The credibility of the Department of Education’s online survey on the opening of classes this coming August was questioned because only those who have access to the internet managed to answer it.
At a virtual Senate hearing into the government’s response for education on May 21, Education Secretary Leonor Briones told senators that results from an online survey they recently conducted showed that majority of students and teachers have access to the Internet.
Briones also said that most schools agreed to resume classes for the next school year by August.
DepEd launched the controversial online poll last April 17 on its official social media accounts.
“The Department of Education is conducting a survey to better inform its policies and decisions on the opening of classes for SY 2020-2021,” the post read.
“DepEd values the consultation and involvement of its stakeholders in the decision-making process, particularly those who will be significantly affected by the decision/s relative to the opening of classes,” the post added.

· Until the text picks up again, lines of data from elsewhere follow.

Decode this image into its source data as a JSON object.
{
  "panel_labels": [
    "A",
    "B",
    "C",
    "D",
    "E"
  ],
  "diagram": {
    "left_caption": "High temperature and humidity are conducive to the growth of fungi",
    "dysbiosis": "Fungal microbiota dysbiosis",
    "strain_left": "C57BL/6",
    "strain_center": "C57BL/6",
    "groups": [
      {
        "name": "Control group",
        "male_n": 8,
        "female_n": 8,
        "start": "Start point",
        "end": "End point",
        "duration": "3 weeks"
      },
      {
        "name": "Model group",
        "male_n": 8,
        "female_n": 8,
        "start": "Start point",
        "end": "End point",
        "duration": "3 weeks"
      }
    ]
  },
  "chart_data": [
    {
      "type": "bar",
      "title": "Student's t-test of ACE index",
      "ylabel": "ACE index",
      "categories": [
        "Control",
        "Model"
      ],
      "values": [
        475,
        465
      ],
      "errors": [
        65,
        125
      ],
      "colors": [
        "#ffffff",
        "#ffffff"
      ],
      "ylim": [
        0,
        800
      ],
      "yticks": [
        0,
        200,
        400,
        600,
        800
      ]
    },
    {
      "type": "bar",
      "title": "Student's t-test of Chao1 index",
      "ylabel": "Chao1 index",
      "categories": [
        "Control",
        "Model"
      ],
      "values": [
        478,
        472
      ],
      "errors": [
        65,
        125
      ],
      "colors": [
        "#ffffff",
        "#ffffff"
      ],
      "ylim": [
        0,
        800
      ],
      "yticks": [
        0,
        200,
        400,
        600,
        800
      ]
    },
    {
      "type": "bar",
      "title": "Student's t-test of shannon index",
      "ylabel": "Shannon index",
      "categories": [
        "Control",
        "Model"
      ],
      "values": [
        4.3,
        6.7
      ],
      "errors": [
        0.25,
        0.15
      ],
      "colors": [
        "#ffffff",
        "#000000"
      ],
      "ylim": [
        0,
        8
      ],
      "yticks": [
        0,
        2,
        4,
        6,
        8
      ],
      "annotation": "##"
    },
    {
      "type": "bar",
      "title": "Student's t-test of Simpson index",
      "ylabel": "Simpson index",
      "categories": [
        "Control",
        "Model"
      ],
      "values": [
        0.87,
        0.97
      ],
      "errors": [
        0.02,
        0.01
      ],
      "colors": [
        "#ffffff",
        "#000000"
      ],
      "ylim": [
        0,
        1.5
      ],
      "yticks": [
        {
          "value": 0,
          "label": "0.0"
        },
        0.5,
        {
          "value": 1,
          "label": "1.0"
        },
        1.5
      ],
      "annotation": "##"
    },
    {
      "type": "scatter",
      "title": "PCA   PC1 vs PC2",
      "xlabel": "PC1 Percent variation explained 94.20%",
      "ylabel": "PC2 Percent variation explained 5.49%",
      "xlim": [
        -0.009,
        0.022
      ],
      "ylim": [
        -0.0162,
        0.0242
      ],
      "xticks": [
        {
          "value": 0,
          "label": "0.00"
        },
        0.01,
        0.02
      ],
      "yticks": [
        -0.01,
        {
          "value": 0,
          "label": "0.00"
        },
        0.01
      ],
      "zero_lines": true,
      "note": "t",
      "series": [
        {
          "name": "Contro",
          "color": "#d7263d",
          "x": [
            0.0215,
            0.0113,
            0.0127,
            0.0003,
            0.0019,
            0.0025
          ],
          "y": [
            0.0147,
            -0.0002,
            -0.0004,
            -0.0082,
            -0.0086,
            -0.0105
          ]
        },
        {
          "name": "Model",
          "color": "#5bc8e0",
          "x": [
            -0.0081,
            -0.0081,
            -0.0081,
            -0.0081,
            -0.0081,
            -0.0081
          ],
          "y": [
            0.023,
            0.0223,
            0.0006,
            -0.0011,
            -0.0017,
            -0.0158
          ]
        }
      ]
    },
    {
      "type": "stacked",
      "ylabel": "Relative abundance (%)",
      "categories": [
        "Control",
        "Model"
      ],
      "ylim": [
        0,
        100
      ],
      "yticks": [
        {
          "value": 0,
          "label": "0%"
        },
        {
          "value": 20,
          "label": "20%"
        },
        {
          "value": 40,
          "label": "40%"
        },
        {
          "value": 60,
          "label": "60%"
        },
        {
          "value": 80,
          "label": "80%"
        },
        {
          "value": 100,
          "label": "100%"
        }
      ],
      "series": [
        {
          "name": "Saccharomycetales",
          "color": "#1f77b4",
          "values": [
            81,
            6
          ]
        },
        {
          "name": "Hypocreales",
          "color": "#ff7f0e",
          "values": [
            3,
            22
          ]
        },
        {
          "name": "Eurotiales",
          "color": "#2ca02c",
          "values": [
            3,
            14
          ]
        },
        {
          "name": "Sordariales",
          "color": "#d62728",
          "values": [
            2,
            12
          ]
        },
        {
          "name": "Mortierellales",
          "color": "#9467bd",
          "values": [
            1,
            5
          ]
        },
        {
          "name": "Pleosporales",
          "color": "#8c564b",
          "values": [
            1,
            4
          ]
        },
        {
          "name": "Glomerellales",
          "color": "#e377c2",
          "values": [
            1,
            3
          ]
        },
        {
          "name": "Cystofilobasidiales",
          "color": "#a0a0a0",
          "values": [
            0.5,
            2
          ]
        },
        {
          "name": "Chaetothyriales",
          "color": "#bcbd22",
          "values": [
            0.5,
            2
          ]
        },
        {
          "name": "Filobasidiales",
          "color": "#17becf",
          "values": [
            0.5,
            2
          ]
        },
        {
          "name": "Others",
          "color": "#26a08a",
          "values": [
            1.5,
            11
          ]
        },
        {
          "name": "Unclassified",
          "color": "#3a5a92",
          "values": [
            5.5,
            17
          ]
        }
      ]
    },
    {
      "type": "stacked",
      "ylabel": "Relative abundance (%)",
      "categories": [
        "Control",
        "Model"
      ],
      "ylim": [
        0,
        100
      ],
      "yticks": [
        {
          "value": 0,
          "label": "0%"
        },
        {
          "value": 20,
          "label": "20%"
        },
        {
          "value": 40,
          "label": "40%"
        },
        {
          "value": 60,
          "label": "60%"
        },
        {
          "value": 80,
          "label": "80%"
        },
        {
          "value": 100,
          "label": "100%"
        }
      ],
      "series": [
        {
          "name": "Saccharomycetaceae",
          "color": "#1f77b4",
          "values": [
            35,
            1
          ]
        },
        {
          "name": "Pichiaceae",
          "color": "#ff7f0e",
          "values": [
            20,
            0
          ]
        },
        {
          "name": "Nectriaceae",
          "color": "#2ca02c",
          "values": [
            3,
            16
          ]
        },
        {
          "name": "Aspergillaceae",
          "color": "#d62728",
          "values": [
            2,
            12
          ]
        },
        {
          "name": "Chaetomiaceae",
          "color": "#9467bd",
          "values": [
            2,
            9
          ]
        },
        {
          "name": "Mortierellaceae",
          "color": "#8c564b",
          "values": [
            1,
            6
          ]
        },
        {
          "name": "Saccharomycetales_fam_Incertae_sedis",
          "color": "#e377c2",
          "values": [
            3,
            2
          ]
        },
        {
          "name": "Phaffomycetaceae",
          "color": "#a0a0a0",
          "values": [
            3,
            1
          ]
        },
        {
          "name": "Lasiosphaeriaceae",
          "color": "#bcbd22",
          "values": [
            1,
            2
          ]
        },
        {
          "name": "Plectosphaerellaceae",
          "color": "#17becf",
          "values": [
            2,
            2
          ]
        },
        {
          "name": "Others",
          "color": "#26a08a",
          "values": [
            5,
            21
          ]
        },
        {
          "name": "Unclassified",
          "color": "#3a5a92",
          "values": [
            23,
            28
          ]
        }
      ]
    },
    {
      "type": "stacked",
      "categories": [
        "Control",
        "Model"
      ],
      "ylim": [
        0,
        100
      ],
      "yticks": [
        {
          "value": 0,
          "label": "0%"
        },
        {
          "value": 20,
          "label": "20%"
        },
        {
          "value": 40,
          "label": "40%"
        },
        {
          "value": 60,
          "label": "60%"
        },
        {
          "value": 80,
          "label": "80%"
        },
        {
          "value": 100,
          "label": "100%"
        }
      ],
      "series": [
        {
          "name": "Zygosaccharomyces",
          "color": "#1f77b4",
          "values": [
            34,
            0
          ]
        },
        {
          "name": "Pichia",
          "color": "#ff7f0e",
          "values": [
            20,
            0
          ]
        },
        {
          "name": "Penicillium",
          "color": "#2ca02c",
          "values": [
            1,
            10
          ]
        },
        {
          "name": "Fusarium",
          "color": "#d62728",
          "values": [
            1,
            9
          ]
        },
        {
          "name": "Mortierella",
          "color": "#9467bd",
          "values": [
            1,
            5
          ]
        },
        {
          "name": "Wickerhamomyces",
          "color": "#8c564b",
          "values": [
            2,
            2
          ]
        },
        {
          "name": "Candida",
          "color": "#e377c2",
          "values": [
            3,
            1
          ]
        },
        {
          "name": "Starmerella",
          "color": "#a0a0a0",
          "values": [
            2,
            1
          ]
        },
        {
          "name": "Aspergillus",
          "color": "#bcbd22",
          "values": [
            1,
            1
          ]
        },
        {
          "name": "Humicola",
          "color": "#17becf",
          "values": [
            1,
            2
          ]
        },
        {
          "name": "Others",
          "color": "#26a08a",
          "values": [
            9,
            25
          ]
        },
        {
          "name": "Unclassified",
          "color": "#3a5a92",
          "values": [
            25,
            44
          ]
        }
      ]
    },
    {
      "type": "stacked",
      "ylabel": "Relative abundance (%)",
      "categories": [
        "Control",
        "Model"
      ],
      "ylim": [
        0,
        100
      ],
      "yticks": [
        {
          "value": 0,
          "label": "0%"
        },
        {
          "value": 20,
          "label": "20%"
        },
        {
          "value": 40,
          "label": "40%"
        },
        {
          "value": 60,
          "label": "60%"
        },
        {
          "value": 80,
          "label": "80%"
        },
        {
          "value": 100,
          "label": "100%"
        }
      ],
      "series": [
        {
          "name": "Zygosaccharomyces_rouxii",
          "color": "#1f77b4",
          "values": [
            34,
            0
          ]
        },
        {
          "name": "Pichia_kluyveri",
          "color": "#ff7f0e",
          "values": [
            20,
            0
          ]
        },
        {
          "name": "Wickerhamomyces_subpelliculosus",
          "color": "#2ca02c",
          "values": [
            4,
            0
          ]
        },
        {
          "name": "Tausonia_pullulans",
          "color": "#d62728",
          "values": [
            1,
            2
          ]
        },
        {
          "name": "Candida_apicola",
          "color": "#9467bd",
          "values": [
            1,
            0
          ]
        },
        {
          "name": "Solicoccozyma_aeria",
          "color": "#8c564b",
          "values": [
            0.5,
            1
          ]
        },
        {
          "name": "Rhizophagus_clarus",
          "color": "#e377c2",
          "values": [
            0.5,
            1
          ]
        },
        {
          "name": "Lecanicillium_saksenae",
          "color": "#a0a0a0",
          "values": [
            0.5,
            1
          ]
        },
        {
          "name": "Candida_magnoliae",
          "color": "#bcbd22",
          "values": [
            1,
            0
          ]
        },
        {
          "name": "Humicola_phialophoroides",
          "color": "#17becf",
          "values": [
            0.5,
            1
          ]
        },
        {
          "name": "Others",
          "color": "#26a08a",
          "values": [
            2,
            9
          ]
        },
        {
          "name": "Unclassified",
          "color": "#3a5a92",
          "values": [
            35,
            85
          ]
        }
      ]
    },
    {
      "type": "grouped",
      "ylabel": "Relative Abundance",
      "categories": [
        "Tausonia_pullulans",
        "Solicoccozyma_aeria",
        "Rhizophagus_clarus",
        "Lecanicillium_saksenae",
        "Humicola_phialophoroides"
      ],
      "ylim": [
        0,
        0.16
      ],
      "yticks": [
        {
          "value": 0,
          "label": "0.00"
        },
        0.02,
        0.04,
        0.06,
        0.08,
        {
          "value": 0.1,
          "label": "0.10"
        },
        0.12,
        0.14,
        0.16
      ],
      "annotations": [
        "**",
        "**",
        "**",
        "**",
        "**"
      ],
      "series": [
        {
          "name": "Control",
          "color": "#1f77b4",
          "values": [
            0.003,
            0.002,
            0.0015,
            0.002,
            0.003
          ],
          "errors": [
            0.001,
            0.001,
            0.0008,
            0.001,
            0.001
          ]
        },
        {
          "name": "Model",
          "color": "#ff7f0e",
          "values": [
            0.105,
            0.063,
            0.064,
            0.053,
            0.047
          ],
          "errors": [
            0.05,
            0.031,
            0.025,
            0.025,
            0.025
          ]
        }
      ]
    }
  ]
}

YOUR VOICE MATTERS 📣The Department of Education is conducting a survey to better inform its policies and decisions on…
Posted by DepEd Philippines on Friday, April 17, 2020
Since the survey was done online, some Filipinos lamented that the results mentioned only reflect the decisions or preferences of those who can easily go online.
“Online yung survey. Paano makakasagot sa survey yung mga walang internet in the first place?” one user said.
Online yung survey. Paano makakasagot sa survey yung mga walang internet in the first place?????? https://t.co/ZJGyTUHHP7 pic.twitter.com/BVOd3RJdH1
— . (@maykamaykaba) May 22, 2020
Another Twitter user suggested to cancellation of classes for the rest of the year.
“Just cancel the school year for 2020, DepEd. not everyone has internet access and not everyone wants to take the risk into going to school physically,” the user said.
Twitter user Oliver Ylec, who goes by the username @ylectrick, meanwhile, claimed that his mother was among the teachers who took the survey. He shared that according to his mother, teachers were also required to answer the part dedicated for the students’ responses.
“It was distasteful because my mother’s supervisor told her teachers to answer even the student’s part claiming it as mandatory. My mother claimed that almost all of her students had no internet connectivity, but proceeded to answer it anyway because it was ‘mandatory’,” the user said.
The online poll also suggested that students without internet access have no choice but to find one.
New and ‘much bigger’ survey for the coming school year
On Thursday, Briones issued another statement saying that the department is currently conducting a “much bigger survey” concerning the opening of the school year and other related matters.
“DepEd is conducting a much bigger survey of more than 700,000 respondents, not only on the opening of the school year but also matters related to social distancing; and online classes, cellphone, television or radio as alternative or complementary approaches to learning. The results will come out in a few days,” she said.
Briones said that the results of this new poll will greatly influence their decision on alternative learning activities for the resumption of classes.
She likened the pandemic situation to Marawi siege in 2017, wherein the uprising did not deter the students’ education.
“In the midst of the Coronavirus crisis, our call remains the same: Education must continue whether face-to-face or virtual, with or without physically going to school,” Briones said.
“What we assure our learners, parents, teachers, and the general public is that any decision we will make for the continuation of learning will have their health, safety, and well-being as a primary consideration,” she added.
DepEd recently decided to move the opening of classes for the school year 2020 to 2021 from the previously scheduled June to August amid the COVID-19 pandemic in the country. It will start on August 24 and end on April 30, 2021.
The Inter-Agency Task Force on Emerging Infectious Disease also approved the education department’s Basic Education Learning Continuity Plan (BE-LCP) that teachers and students may use for continued learning while coping with the global health crisis.
Teachers groups the Alliance of Concerned Teachers and the Teachers’ Dignity Coalition previously expressed their concerns that the health and economic conditions may persist until August.
Former senator Antonio Trillanes IV, meanwhile, asked the DepEd to start the school year in January 2021 instead.